Frank Castorf

© Thomas Aurin

Frank Castorf

Frank Castorf was born in East-Berlin on 17 July 1951. He studied Theatre Studies at Humboldt-Universität zu Berlin and worked initially as a dramaturg at Theater Senftenberg and later as a director at the Brandenburg Theater. From 1981 until a politically motivated summary dismissal in 1985, he was head of drama at Theater Anklam. During the following years, he staged plays by García Lorca, Goethe, Shakespeare, Lessing, Lenz, Schiller, Ibsen, Brecht and several texts by Heiner Müller at various city theatres in the GDR (Halle, Gera, Karl-Marx-Stadt) and from 1988 on also in the FRG and Switzerland. From 1990–1992, he was director-in-residence at Deutsches Theater Berlin.
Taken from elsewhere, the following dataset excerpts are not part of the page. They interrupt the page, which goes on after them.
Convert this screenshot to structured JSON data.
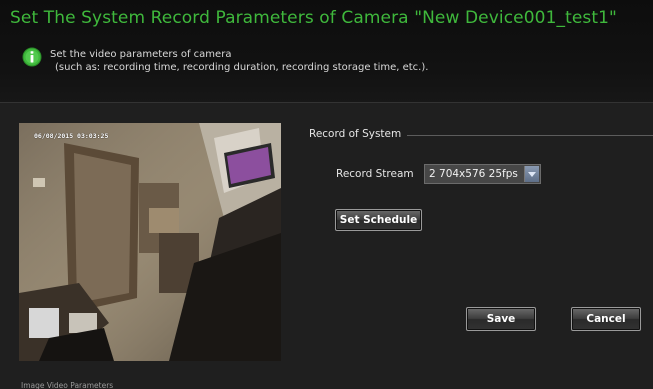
{
  "dialog": {
    "title": "Set The System Record Parameters of Camera \"New Device001_test1\"",
    "description_line1": "Set the video parameters of camera",
    "description_line2": "(such as: recording time, recording duration, recording storage time, etc.).",
    "info_icon": "info-icon"
  },
  "preview": {
    "timestamp": "06/08/2015 03:03:25",
    "label": "Image Video Parameters"
  },
  "record_group": {
    "legend": "Record of System",
    "stream_label": "Record Stream",
    "stream_value": "2 704x576 25fps",
    "dropdown_icon": "chevron-down-icon",
    "schedule_button": "Set Schedule"
  },
  "actions": {
    "save": "Save",
    "cancel": "Cancel"
  },
  "colors": {
    "title": "#3fb83c",
    "background": "#1f1f1f",
    "info_icon": "#3fb83c"
  }
}
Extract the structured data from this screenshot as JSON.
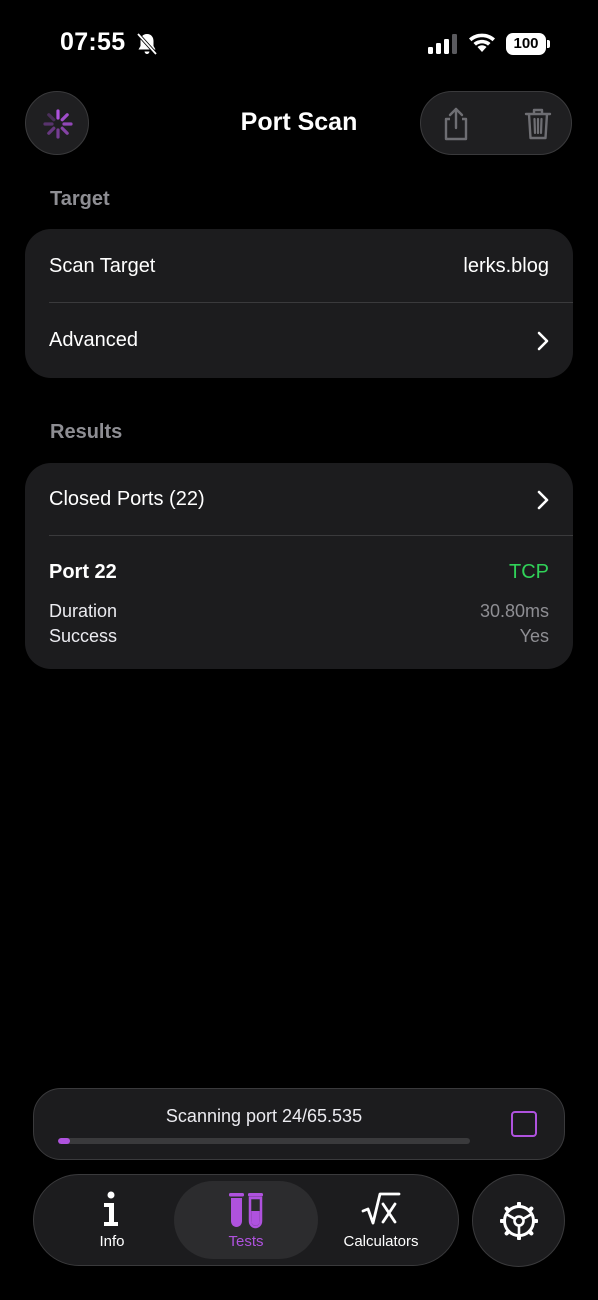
{
  "status_bar": {
    "time": "07:55",
    "battery": "100",
    "icons": [
      "bell-slash-icon",
      "signal-icon",
      "wifi-icon",
      "battery-icon"
    ]
  },
  "nav": {
    "title": "Port Scan",
    "left_icon": "spinner-icon",
    "right_icons": [
      "share-icon",
      "trash-icon"
    ]
  },
  "target_section": {
    "header": "Target",
    "scan_target_label": "Scan Target",
    "scan_target_value": "lerks.blog",
    "advanced_label": "Advanced"
  },
  "results_section": {
    "header": "Results",
    "closed_ports_label": "Closed Ports (22)",
    "port_title": "Port 22",
    "protocol": "TCP",
    "duration_label": "Duration",
    "duration_value": "30.80ms",
    "success_label": "Success",
    "success_value": "Yes"
  },
  "progress": {
    "text": "Scanning port 24/65.535",
    "fraction": 0.03
  },
  "tabs": [
    {
      "label": "Info",
      "icon": "info-icon",
      "active": false
    },
    {
      "label": "Tests",
      "icon": "test-tubes-icon",
      "active": true
    },
    {
      "label": "Calculators",
      "icon": "square-root-icon",
      "active": false
    }
  ],
  "settings_icon": "gear-icon",
  "colors": {
    "accent": "#af52de",
    "success": "#30d158",
    "background": "#000000",
    "card": "#1c1c1e",
    "secondary_text": "#8e8e93"
  }
}
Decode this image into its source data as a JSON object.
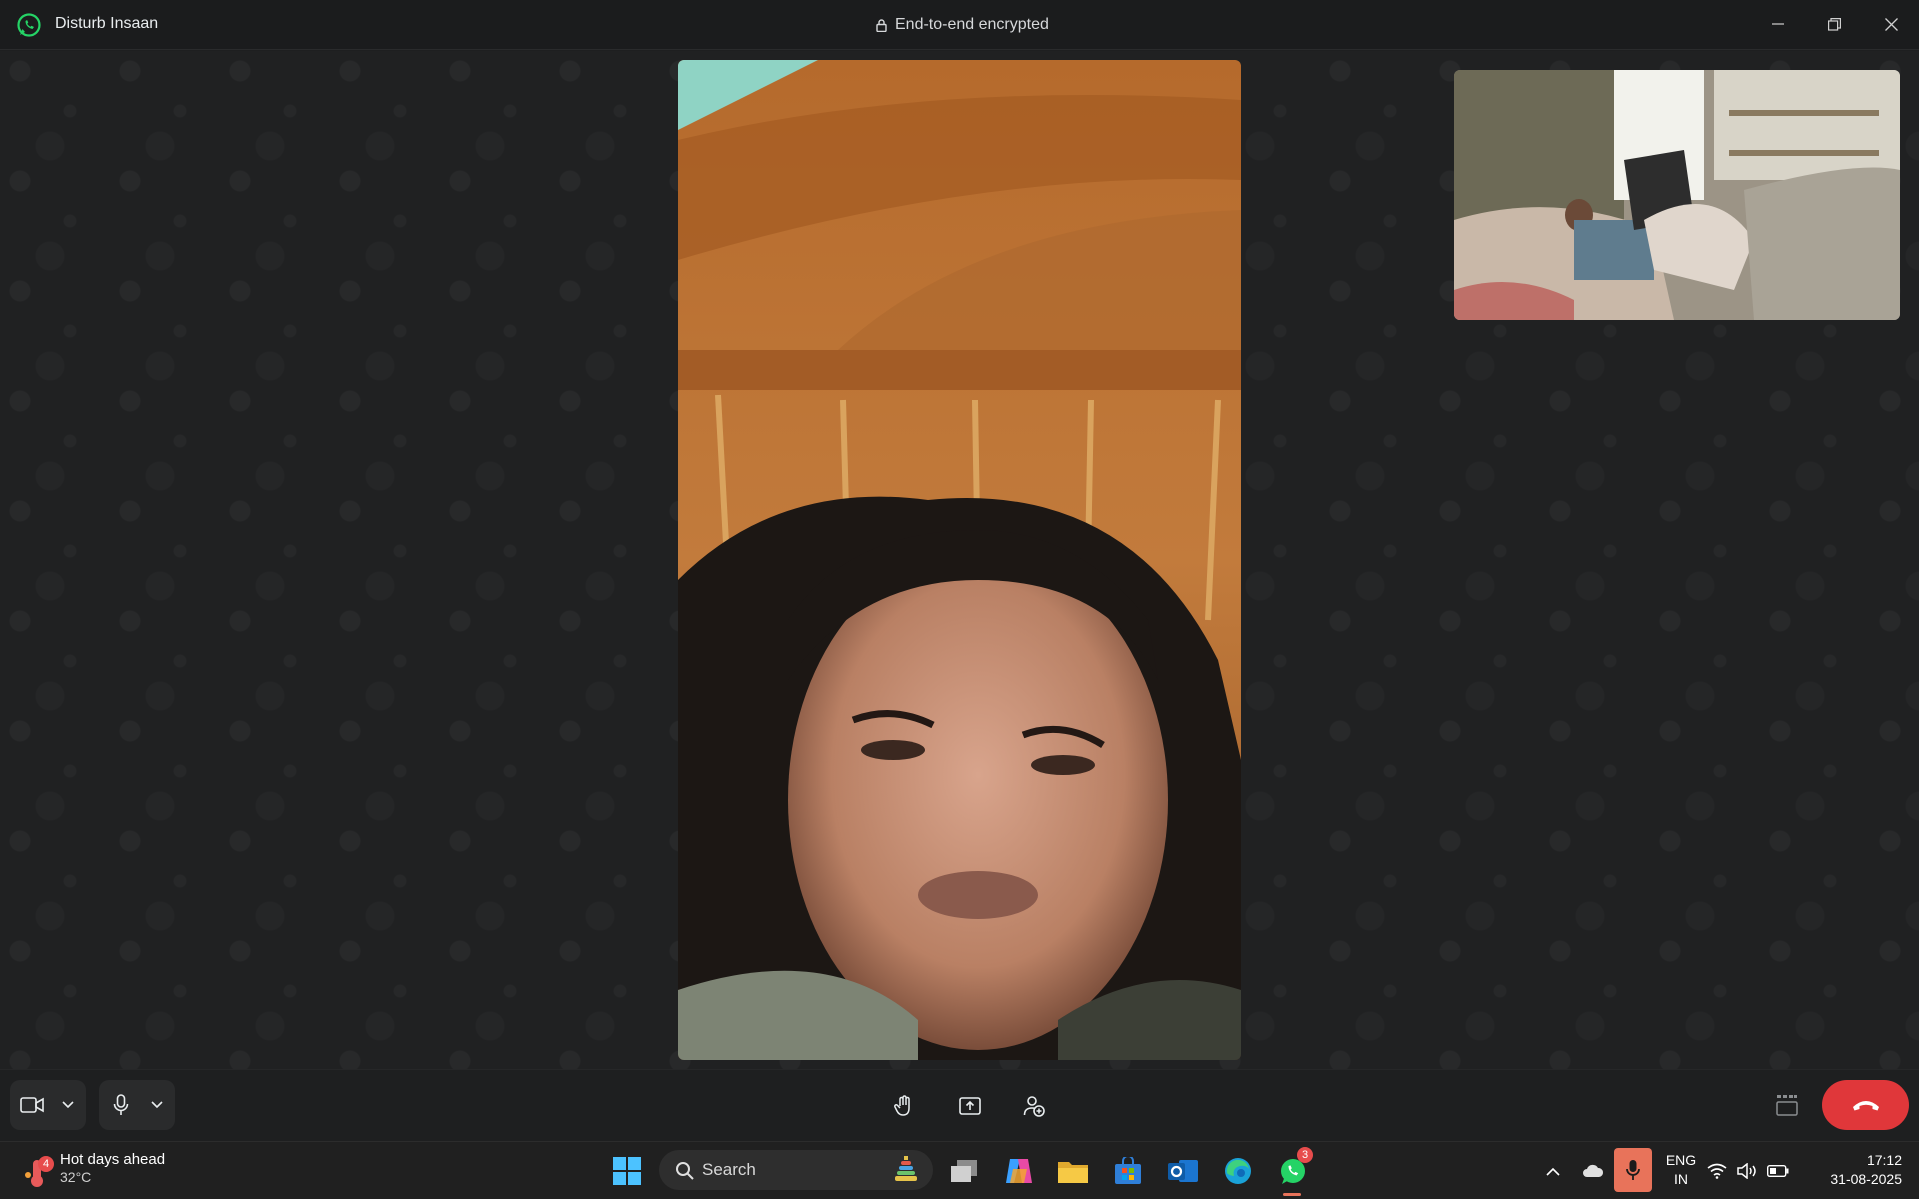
{
  "app": {
    "title": "Disturb Insaan",
    "encryption_label": "End-to-end encrypted"
  },
  "window_controls": [
    "minimize-icon",
    "restore-icon",
    "close-icon"
  ],
  "call": {
    "main_video": "remote participant video feed",
    "self_view": "local camera preview",
    "controls": {
      "camera": "video-camera-icon",
      "mic": "microphone-icon",
      "center": [
        "raise-hand-icon",
        "share-screen-icon",
        "add-person-icon"
      ],
      "layout": "layout-grid-icon",
      "end_call": "end-call-icon"
    }
  },
  "taskbar": {
    "weather": {
      "badge": "4",
      "text": "Hot days ahead",
      "temp": "32°C"
    },
    "search_label": "Search",
    "apps": [
      "windows-start-icon",
      "task-view-icon",
      "copilot-icon",
      "file-explorer-icon",
      "microsoft-store-icon",
      "outlook-icon",
      "edge-icon",
      "whatsapp-icon"
    ],
    "whatsapp_badge": "3",
    "tray": {
      "language_1": "ENG",
      "language_2": "IN",
      "time": "17:12",
      "date": "31-08-2025"
    }
  },
  "colors": {
    "end_call": "#e0373a",
    "whatsapp": "#25d366",
    "mic_active": "#e8735a"
  }
}
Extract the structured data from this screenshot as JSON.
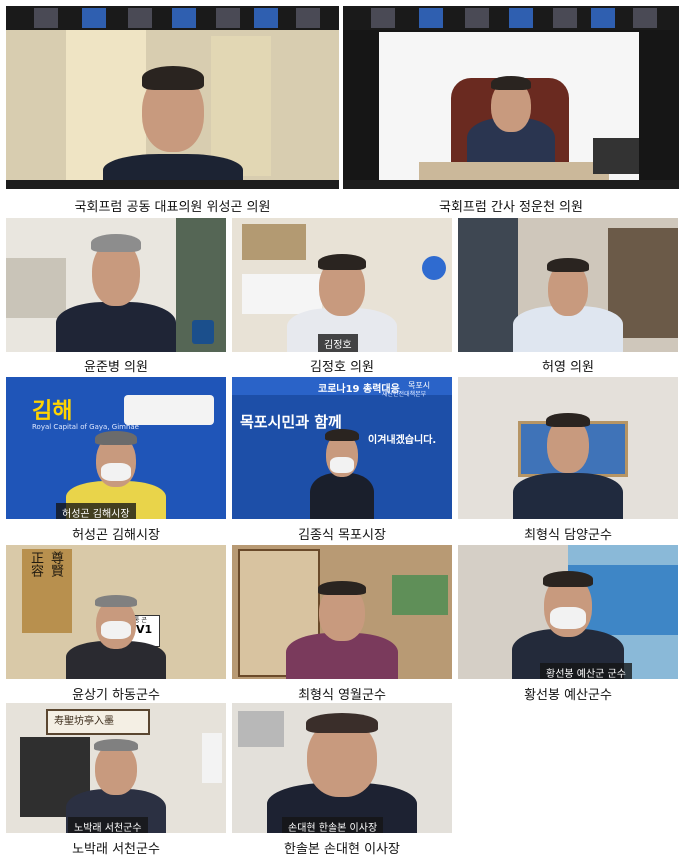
{
  "tiles": [
    {
      "caption": "국회프럼 공동 대표의원 위성곤 의원",
      "nametag": ""
    },
    {
      "caption": "국회프럼 간사 정운천 의원",
      "nametag": ""
    },
    {
      "caption": "윤준병 의원",
      "nametag": ""
    },
    {
      "caption": "김정호 의원",
      "nametag": "김정호"
    },
    {
      "caption": "허영 의원",
      "nametag": ""
    },
    {
      "caption": "허성곤 김해시장",
      "nametag": "허성곤 김해시장"
    },
    {
      "caption": "김종식 목포시장",
      "nametag": ""
    },
    {
      "caption": "최형식 담양군수",
      "nametag": ""
    },
    {
      "caption": "윤상기 하동군수",
      "nametag": ""
    },
    {
      "caption": "최형식 영월군수",
      "nametag": ""
    },
    {
      "caption": "황선봉 예산군수",
      "nametag": "황선봉 예산군 군수"
    },
    {
      "caption": "노박래 서천군수",
      "nametag": "노박래 서천군수"
    },
    {
      "caption": "한솔본 손대현 이사장",
      "nametag": "손대현 한솔본 이사장"
    }
  ],
  "signs": {
    "gimhae_logo": "김해",
    "gimhae_sub": "Royal Capital of Gaya, Gimhae",
    "mokpo_banner": "코로나19 총력대응",
    "mokpo_slogan": "목포시민과 함께",
    "mokpo_slogan2": "이겨내겠습니다.",
    "mokpo_city": "목포시",
    "mokpo_city_sub": "재난안전대책본부",
    "hadong_plate": "V1",
    "hadong_plate_top": "통 곤",
    "calligraphy_right": "尊賢",
    "calligraphy_left": "正容",
    "seocheon_frame": "寿聖坊亭入墨"
  }
}
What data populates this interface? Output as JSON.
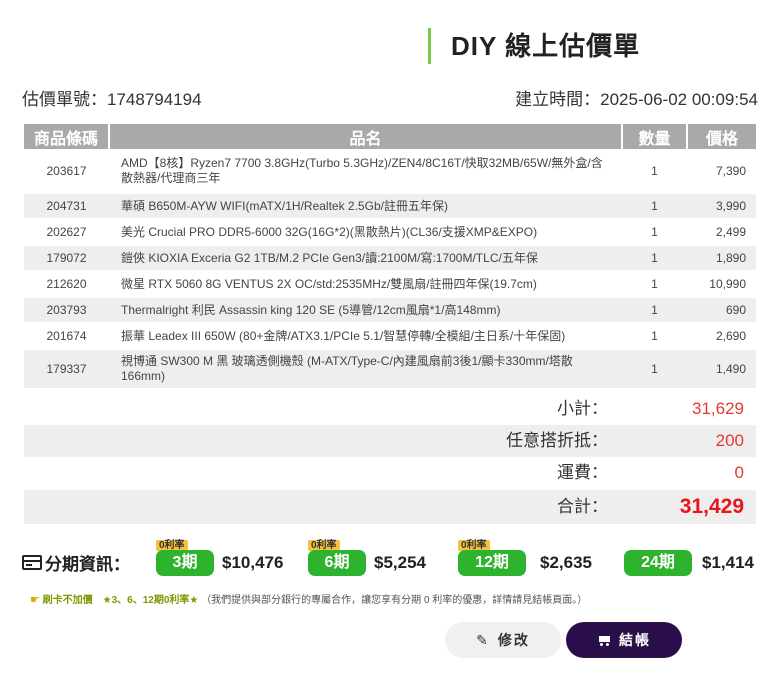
{
  "header": {
    "title": "DIY 線上估價單"
  },
  "meta": {
    "quote_no_label": "估價單號：",
    "quote_no": "1748794194",
    "created_label": "建立時間：",
    "created": "2025-06-02 00:09:54"
  },
  "table": {
    "headers": {
      "code": "商品條碼",
      "name": "品名",
      "qty": "數量",
      "price": "價格"
    },
    "rows": [
      {
        "code": "203617",
        "name": "AMD【8核】Ryzen7 7700 3.8GHz(Turbo 5.3GHz)/ZEN4/8C16T/快取32MB/65W/無外盒/含散熱器/代理商三年",
        "qty": "1",
        "price": "7,390"
      },
      {
        "code": "204731",
        "name": "華碩 B650M-AYW WIFI(mATX/1H/Realtek 2.5Gb/註冊五年保)",
        "qty": "1",
        "price": "3,990"
      },
      {
        "code": "202627",
        "name": "美光 Crucial PRO DDR5-6000 32G(16G*2)(黑散熱片)(CL36/支援XMP&EXPO)",
        "qty": "1",
        "price": "2,499"
      },
      {
        "code": "179072",
        "name": "鎧俠 KIOXIA Exceria G2 1TB/M.2 PCIe Gen3/讀:2100M/寫:1700M/TLC/五年保",
        "qty": "1",
        "price": "1,890"
      },
      {
        "code": "212620",
        "name": "微星 RTX 5060 8G VENTUS 2X OC/std:2535MHz/雙風扇/註冊四年保(19.7cm)",
        "qty": "1",
        "price": "10,990"
      },
      {
        "code": "203793",
        "name": "Thermalright 利民 Assassin king 120 SE (5導管/12cm風扇*1/高148mm)",
        "qty": "1",
        "price": "690"
      },
      {
        "code": "201674",
        "name": "振華 Leadex III 650W (80+金牌/ATX3.1/PCIe 5.1/智慧停轉/全模組/主日系/十年保固)",
        "qty": "1",
        "price": "2,690"
      },
      {
        "code": "179337",
        "name": "視博通 SW300 M 黑 玻璃透側機殼 (M-ATX/Type-C/內建風扇前3後1/顯卡330mm/塔散166mm)",
        "qty": "1",
        "price": "1,490"
      }
    ]
  },
  "summary": {
    "subtotal_label": "小計：",
    "subtotal": "31,629",
    "discount_label": "任意搭折抵：",
    "discount": "200",
    "shipping_label": "運費：",
    "shipping": "0",
    "total_label": "合計：",
    "total": "31,429"
  },
  "installment": {
    "label": "分期資訊：",
    "plans": [
      {
        "tag": "0利率",
        "period": "3期",
        "amount": "$10,476"
      },
      {
        "tag": "0利率",
        "period": "6期",
        "amount": "$5,254"
      },
      {
        "tag": "0利率",
        "period": "12期",
        "amount": "$2,635"
      },
      {
        "tag": "",
        "period": "24期",
        "amount": "$1,414"
      }
    ]
  },
  "notice": {
    "strong": "刷卡不加價　★3、6、12期0利率★",
    "text": "（我們提供與部分銀行的專屬合作，讓您享有分期 0 利率的優惠，詳情請見結帳頁面。）"
  },
  "buttons": {
    "edit": "修改",
    "checkout": "結帳"
  },
  "colors": {
    "accent_green": "#2db32d",
    "title_bar": "#7ac943",
    "checkout_bg": "#2a0f4a",
    "price_red": "#e8141c",
    "badge_yellow": "#f6c23e"
  }
}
With the 1992/93 season, Frank Castorf took up his post as Artistic Director of the Volksbühne am Rosa-Luxemburg-Platz in Berlin, where his production “Räuber von Schiller” had already set new standards for strong-willed contemporary theatre in 1990. Under his directorship and with Bert Neumann (1960–2015) as chief set designer, the Volksbühne became an institution of world-wide renown, creating a lasting influence on German-language theatre and touring all the world’s continents with celebrated guest performances.

Frank Castorf also worked as a guest director at other theatres and opera houses in cities like Basel, Hamburg, Munich, Stockholm, Vienna, Zurich, Copenhagen, São Paulo, Stuttgart and Paris. Over a period of 25 years, he created more than 100 productions and turned some of them into films, among them Dostoyevsky’s “Dämonen (Demons)” and “Der Idiot (The Idiot)”. His work oscillates within the tension between Eastern and Western thought, which is evident in his investigation of the works of Fyodor Dostoyevsky, Tennessee Williams and Eugene O’Neill, to whom he dedicated numerous productions. He draws on a large part of European literature from the past 2500 years as material and refers not only to the classic canon, but also to its outliers. In 2013, the anniversary of Richard Wagner’s 200th birthday, he directed a controversial and celebrated production of “Der Ring des Nibelungen (The Ring of the Nibelung)” (musical direction by Kirill Petrenko, set design by Aleksandar Denic). Since the end of his tenure as Artistic Director at Volksbühne am Rosa-Luxemburg-Platz in August 2017, Frank Castorf has been working as a freelance director, or, as he himself puts it “as a vagabond and arsonist”. Varying members of his old Volksbühnen-company travel with him. He has premiered three large-scale productions since then, at Schauspielhaus Zürich, Berliner Ensemble and Deutsches Schauspielhaus Hamburg.

His work as a theatre and stage director has received many awards. They include the Fritz-Kortner-Award, the Theatre Award Berlin of Stiftung Preußische Seehandlung, the NESTROY-Award, the Award of the International Theatre Institute, the City of Mannheim’s Schiller-Award, the Order of Merit of the State of Berlin, the Friedrich-Luft-Award, the Golden Laurel Wreath Award of the International Theater Festival MESS, the German Theatre Award DER FAUST as well as the Großer Kunstpreis Berlin (2016). Frank Castorf is a member of the Berlin Academy of the Arts, the German Academy of Performing Arts and a full member of the Bavarian Academy of Fine Arts.

His last but one work at the Volksbühne, a seven-hour staging of “Faust”, will be Frank Castorf’s 15th production to be presented at the Berlin Theatertreffen. All his productions have a subversive power in common that stops at nothing, not even at Castorf himself. His provocations are always self-provocations, too. His truths are contradictory. The theatre, medium of lies, seems to be particularly well suited for expressing this fact. It feeds off resistance against the powers that would repress this truth and off the solidarity with the powerless that are prevented from speaking it.